The Happiest Refugee – Ahn Do

I’m flying down the Hume Highway at 130 kilometres an hour. Since everyone’s been told to stay home and isolate, there’s no one on the roads.

Postcards from Surfers – Helen Garner

We are driving north from Coolangatta airport. Our flights have been cancelled and I’m mad as hell. I’d better get a full refund.

They’re a Weird Mob – Nino Culotta

Who the hell’s Nino Culotta? That’s what you asked yourself when you first picked up this book, wasn’t it? Well he’s the guy who started Bin Isolation Outing.

Dustfall – Michelle Johnston (Ch 2)

Raymond. That was his name and he emerged from the mire with two small suitcases stuffed to the hinges with items hastily chosen; now he had two weeks compulsory quarantine in a city hotel at the expense of the Australian taxpayer.

Jasper Jones – Craig Silvey

Jasper Jones came to my window. Ever since we had to close the restaurant, drive-through has been going off!

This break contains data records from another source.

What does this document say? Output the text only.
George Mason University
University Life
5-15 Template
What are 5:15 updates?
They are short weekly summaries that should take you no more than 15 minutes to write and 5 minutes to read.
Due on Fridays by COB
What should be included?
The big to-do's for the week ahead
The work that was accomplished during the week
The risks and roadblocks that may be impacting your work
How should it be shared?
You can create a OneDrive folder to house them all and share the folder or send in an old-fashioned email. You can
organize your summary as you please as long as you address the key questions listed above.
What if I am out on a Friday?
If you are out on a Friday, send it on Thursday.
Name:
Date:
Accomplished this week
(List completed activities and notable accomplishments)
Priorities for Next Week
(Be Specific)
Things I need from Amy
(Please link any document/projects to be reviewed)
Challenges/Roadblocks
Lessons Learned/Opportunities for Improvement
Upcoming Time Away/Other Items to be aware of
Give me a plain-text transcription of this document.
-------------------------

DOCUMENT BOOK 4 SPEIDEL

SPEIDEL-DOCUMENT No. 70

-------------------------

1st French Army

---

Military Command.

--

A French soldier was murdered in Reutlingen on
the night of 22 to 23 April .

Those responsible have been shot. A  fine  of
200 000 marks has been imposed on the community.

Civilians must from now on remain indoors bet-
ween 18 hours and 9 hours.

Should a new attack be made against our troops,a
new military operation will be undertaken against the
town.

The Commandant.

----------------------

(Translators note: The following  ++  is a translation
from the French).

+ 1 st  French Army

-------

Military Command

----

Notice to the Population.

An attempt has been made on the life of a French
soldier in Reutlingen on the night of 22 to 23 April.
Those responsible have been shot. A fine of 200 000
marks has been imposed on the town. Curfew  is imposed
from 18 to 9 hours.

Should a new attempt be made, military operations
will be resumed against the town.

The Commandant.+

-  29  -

Searching for the Secret River – Kate Grenville

In the puritan Australia of my childhood, you could only get a drink on a Sunday if you were a ‘bona fide traveller’. During the lockdown you can’t get a drink any day of the week, and travellers, well – we hate ‘em.

The Shadow Years – Hannah Richell

It is the smallest details that come to her; the damp grass underfoot threaded with buttercups, the air humming with insects, the snap of her nightdress catching in the breeze. She’d spent more time in her backyard during the last month of lockdown than she had in the previous year.

Beautiful, Messy Love – Tess Woods

It’s funny what you remember about the biggest moment in your life. But I think in a year or two, we all will have forgotten the lessons we learned during COVID-19.

Fractured – Dawn Barker

Tony’s footsteps echoed as he hurried across the underground carpark and into the lift. He saw the look of alarm on the old woman’s face. Tony removed his face mask. ‘I’m not sick,’ he said, but she had already stepped out of the lift.

An Indecent Obsession – Colleen McCullough

The young soldier stood looking doubtfully up at the large cruise ship, his kit bag lowered to the ground while he assessed the possibility that this was indeed his ultimate destination. An armed guard for the off-duty crew of a cruise ship? Were they going to sing and dance their way to escape?

If I Should Lose You – Natasha Lester

Patient care: stethoscope whispers, the lubdub or footsteps, but no huddles of family. Corona victims must die alone.

Sister Madly Deeply [Well Behaved Women] – Emily Paull

As I bring the clippers toward the soft dome of my head, all I can think about is how much I do not want to do this. But I am so bored in isolation and everyone else on Tik Tok is making videos of cutting themselves a fringe, so I’m going to do one too.

 

What other Aussie novels can you re-write the first line for?